While you’re considering how your site will attract customers, think very literally about how they will access the shop. There might be certain ingress and egress requirements that make or break a deal.

“You can fall in love with a piece of property that has tons of cars coming by,” Frey says. “But if people can't get to a light and make a turn to get to you, then you’re going to find yourself in trouble there.”

Mindset: Shift Your Leadership

The operator of one store is often the day-to-day manager as well. There’s an important transition that takes place when that operator starts to oversee a bigger network of shops. That day-to-day work is delegated.

Being able to transfer your day-to-day expertise and management doesn’t happen naturally. In many cases, you need to think and plan a strategy to delegate duties to your management team. The mindset challenge for the operator is to really change the way they work on perfecting their enterprise.

“That is a very hard leap for a successful entrepreneur who’s been doing it one way, and then realizes that they might have to let go of some of that stuff because they can’t get that overextended,” Conner says.

It’s about trusting the managers that you’ve put into place and believing in the process that you’ve built in the company, Conner says. The upshot is that the processes that support growth are often in place for successful businesses. After working with multiple leaders going through this transition, Conner says that growth is no accident—it’s the goal.

Conner’s advice is to trust what you’ve built.

“You’re going to have to have an incredible belief in yourself and your team that you’ve got the right group to get it done,” he says.

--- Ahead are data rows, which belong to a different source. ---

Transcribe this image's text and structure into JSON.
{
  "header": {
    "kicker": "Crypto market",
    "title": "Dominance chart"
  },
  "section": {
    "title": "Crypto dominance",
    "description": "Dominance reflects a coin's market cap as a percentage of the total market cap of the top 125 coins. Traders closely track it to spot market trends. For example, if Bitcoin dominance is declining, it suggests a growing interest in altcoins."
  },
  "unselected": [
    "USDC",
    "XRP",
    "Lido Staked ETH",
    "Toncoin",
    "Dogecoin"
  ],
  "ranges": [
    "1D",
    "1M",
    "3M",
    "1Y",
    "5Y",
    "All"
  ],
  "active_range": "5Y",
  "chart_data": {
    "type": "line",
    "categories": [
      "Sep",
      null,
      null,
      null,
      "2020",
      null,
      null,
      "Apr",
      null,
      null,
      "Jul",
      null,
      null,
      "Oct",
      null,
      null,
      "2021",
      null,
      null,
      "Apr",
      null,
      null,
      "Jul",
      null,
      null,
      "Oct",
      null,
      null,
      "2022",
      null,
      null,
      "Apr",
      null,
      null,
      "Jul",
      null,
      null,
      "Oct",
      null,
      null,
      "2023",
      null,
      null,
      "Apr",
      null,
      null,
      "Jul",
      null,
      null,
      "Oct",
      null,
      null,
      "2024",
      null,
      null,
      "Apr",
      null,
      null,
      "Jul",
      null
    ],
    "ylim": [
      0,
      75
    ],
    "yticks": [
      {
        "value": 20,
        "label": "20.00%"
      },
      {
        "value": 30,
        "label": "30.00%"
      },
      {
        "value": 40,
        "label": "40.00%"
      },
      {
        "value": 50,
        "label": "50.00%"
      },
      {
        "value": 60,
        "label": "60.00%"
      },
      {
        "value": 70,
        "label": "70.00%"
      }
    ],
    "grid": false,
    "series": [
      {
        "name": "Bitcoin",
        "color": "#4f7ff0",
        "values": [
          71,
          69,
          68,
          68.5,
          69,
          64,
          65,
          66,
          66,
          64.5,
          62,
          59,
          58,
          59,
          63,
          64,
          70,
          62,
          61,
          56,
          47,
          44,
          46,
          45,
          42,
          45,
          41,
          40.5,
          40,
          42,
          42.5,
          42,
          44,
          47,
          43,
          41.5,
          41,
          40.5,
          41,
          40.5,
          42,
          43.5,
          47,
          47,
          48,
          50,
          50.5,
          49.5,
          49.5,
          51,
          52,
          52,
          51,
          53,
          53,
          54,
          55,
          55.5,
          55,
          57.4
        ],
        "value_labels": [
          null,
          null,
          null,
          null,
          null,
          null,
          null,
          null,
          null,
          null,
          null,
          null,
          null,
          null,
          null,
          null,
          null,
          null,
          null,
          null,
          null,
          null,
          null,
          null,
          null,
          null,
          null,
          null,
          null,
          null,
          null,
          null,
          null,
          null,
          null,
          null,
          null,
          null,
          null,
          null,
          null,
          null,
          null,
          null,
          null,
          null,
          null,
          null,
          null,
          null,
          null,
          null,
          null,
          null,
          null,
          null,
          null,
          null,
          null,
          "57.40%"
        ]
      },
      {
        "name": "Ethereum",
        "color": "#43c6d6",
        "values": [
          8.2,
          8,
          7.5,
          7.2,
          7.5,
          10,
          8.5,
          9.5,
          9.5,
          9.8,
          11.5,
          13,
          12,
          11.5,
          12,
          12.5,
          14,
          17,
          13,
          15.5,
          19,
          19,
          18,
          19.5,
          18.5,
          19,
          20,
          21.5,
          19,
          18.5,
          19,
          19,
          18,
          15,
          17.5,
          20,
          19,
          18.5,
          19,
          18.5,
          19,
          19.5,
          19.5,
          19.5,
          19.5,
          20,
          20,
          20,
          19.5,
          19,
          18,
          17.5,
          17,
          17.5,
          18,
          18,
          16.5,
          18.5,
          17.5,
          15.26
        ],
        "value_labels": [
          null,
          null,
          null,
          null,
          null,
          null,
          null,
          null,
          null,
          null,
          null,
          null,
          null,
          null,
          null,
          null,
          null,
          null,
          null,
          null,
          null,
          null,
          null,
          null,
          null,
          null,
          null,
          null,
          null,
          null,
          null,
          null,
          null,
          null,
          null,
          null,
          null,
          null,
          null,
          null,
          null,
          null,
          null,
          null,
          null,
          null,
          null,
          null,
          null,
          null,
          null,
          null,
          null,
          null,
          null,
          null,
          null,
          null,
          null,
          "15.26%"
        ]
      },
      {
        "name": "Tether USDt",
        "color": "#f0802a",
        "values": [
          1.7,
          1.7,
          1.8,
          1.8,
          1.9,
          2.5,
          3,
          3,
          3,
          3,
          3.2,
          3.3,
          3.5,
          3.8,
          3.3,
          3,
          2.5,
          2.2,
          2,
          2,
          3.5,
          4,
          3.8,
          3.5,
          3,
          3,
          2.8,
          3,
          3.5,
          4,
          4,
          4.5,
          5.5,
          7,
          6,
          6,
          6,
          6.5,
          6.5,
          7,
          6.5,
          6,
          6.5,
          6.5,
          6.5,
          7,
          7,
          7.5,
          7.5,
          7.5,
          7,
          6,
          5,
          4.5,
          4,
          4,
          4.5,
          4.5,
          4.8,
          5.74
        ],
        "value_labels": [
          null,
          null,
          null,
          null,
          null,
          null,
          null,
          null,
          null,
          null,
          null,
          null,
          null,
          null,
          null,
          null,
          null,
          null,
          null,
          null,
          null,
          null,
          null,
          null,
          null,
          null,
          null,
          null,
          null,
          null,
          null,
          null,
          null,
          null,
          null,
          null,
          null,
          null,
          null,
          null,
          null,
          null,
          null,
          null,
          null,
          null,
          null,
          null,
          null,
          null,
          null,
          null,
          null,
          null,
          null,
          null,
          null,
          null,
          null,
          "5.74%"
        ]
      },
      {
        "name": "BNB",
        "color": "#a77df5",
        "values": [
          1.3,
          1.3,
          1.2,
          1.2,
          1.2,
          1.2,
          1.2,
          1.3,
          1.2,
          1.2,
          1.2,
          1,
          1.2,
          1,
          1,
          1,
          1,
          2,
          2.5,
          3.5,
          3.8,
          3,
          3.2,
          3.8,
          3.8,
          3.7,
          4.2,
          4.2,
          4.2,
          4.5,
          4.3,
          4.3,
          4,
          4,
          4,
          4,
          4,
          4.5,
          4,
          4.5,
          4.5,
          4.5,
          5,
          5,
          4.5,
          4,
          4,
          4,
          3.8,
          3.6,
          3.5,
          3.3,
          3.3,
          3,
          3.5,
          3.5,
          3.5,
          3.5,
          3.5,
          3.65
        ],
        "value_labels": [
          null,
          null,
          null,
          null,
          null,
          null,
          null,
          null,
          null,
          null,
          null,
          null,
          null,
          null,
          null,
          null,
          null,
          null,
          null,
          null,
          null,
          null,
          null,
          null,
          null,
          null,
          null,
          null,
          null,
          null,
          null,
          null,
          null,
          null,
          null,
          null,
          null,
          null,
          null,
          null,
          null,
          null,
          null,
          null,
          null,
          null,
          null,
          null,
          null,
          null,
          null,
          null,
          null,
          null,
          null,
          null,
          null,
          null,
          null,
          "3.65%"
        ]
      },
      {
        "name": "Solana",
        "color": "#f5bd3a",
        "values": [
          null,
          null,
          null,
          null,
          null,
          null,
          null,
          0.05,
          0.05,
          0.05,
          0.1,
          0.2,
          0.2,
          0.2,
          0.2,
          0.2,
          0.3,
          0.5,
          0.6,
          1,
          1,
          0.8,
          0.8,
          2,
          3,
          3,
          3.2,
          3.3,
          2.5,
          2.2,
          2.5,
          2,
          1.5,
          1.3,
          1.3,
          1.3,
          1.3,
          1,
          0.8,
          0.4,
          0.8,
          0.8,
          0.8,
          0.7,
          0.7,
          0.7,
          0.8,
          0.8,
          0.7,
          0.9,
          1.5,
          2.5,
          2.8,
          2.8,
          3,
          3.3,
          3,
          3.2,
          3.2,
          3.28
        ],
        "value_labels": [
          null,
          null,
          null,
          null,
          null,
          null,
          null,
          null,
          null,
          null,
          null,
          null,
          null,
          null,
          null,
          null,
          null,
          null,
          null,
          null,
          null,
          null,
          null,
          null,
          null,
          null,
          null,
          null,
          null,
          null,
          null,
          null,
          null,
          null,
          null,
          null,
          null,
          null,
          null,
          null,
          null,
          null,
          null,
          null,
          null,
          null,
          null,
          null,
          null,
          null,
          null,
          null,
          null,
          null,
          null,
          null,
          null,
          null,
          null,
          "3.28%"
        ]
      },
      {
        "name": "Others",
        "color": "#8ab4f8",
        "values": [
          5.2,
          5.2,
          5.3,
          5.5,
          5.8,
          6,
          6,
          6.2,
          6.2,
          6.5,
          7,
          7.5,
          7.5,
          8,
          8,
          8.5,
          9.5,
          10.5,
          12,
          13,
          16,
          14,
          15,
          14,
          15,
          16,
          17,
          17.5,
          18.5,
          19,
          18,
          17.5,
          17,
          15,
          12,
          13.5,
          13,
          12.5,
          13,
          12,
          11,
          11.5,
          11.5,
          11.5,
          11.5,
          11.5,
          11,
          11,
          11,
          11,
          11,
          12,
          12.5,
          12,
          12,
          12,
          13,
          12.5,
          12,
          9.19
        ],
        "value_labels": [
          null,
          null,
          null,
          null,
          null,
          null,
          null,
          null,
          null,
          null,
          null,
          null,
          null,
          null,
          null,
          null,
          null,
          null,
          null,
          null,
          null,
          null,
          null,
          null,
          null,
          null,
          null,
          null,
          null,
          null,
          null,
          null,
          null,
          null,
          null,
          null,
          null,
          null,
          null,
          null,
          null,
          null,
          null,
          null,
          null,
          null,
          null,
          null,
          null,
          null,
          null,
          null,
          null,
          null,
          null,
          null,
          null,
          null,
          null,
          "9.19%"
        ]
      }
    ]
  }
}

  • Buying Commercial Real Estate—Pros and Cons


    • Equity in the property builds over time
    •  Asset value appreciates over time
    • Potential for rental income
    • Tax breaks for interest, depreciation and non-mortgage expenses
    • Control of the property


    • Up-front downpayment
    • Difficult financing eligibility
    • Prepayment penalties on loans
    • Liability insurance required
    • Potential for loss of liquidity or capital

    Source: ValuePenguin (site)


Method: Buy or Lease?

Buying or leasing can depend on your personal preference, your initial investment abilities, your exit plans, and a lot of other factors.

Outright ownership of a property can be a good investment if it’s a good fit. At the end of a career, the owner could sell the business and retain the property for some partial income.

Leasing has become more common and could allow for an operator to get into a more suitable shop space, Frey says.

“I think if you are a single store operator, maybe the best way to go might be a lease property,” he says. “Or certainly finding a building that’s already there that you can convert. Maybe not go too far into debt with the property.”

There can be many moving parts during a lease negotiation, but Frey says operators should pay attention to exit options—starting after the first 10 years or so—and the assignment provisions in the event that you sell the business.

If your wish list for building attributes is a high priority, think about leasing property and building to suit.

“A single store operator, nine times out of 10, might find a long-term lease and then build what they want so that they can cross that off the list,” Frey says.